Recm ise, Rasûlullah’ın (s.a.v.) mütevatir hadisleriyle sabittir. Çünkü gerek Rasûlullah’ın (s.a.v.) fiilî sünnetlerinde, gerekse kavli sünnetlerinde ve sahabe-i kiram ve tâbiinin icmâı ile de sabittir. Bu tevatür öyle bir dereceye ulaşmıştır ki, hiçbir şüphe kalmamıştır.
Rasûlullah Efendimizin (s.a.v.) Maiz ve Gamidiye gibi kimselere recmi uyguladığı tevatüren tesbit edilmiştir. Ondan sonra da Hulefâ-i Râşidîn recmi uygulamışlar ve evli zânilerin cezasının recm olduğunu ilan etmişlerdir. Daha sonra da bütün fakihler İslâm ülkelerinde her zaman ve her yerde recmin, Allah’ın (c.c.) ve Rasûlünün (s.a.v.) kesin bir hükmü/kanunu olduğu olduğunu delilleriyle tesbit edip ortaya koymuşlar, uygulanmasının farz olduğunu belirtmişlerdir.
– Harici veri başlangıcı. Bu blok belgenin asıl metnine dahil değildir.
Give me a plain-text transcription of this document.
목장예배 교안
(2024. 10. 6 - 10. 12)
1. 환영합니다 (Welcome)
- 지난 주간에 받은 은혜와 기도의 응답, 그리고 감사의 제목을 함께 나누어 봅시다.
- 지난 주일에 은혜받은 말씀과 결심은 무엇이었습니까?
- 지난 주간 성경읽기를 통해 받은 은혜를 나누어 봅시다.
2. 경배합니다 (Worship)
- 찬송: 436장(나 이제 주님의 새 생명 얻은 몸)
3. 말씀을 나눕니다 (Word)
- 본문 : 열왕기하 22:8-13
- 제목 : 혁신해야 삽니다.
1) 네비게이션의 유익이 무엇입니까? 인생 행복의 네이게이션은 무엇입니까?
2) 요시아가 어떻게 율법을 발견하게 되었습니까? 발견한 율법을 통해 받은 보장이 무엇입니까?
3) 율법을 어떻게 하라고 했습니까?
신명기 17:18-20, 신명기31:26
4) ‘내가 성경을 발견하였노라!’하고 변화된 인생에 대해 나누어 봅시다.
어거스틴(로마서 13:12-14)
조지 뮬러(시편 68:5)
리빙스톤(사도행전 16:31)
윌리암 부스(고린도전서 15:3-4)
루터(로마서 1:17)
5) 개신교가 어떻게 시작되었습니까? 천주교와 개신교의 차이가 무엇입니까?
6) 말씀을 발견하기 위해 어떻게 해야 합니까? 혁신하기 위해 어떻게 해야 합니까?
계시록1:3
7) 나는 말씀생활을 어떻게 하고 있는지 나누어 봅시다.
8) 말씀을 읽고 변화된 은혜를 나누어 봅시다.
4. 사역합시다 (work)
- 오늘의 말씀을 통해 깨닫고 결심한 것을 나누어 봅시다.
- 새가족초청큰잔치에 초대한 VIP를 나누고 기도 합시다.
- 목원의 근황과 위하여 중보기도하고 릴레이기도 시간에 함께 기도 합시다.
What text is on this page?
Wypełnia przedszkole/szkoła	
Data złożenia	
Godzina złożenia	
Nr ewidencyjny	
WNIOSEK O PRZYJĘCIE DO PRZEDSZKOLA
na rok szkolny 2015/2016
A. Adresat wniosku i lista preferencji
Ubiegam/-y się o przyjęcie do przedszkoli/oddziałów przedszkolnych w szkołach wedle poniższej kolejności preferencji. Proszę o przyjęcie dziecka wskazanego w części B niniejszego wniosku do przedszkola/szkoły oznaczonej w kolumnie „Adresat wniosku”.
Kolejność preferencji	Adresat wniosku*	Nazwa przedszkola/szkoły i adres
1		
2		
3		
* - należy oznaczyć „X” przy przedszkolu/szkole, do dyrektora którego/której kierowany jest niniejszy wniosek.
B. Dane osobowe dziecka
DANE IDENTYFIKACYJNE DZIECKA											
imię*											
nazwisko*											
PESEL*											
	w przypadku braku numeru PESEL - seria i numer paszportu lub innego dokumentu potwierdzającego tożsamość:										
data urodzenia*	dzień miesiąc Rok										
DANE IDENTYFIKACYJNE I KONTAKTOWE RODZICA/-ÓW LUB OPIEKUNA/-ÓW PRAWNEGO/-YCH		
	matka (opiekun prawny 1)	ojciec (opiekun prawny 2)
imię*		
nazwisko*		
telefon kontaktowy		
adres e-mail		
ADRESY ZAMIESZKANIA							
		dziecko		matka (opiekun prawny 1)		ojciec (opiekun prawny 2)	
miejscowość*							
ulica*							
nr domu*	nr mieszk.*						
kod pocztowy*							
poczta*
Bu hükme günümüze kadar Hâriciler dışında hiç kimse muhalefet etmemiştir. Hâriciler, recmin meşru olmadığını -kendilerine göre deliller getirerek- iddia edegelmişlerdir. Günümüzde de onların bu görüşleri istikametinde, İslâm’da recmin olmadığını iddia edenler vardır. Ancak bizim için söylediklerinin bir kıymet-i harbiyesi yoktur.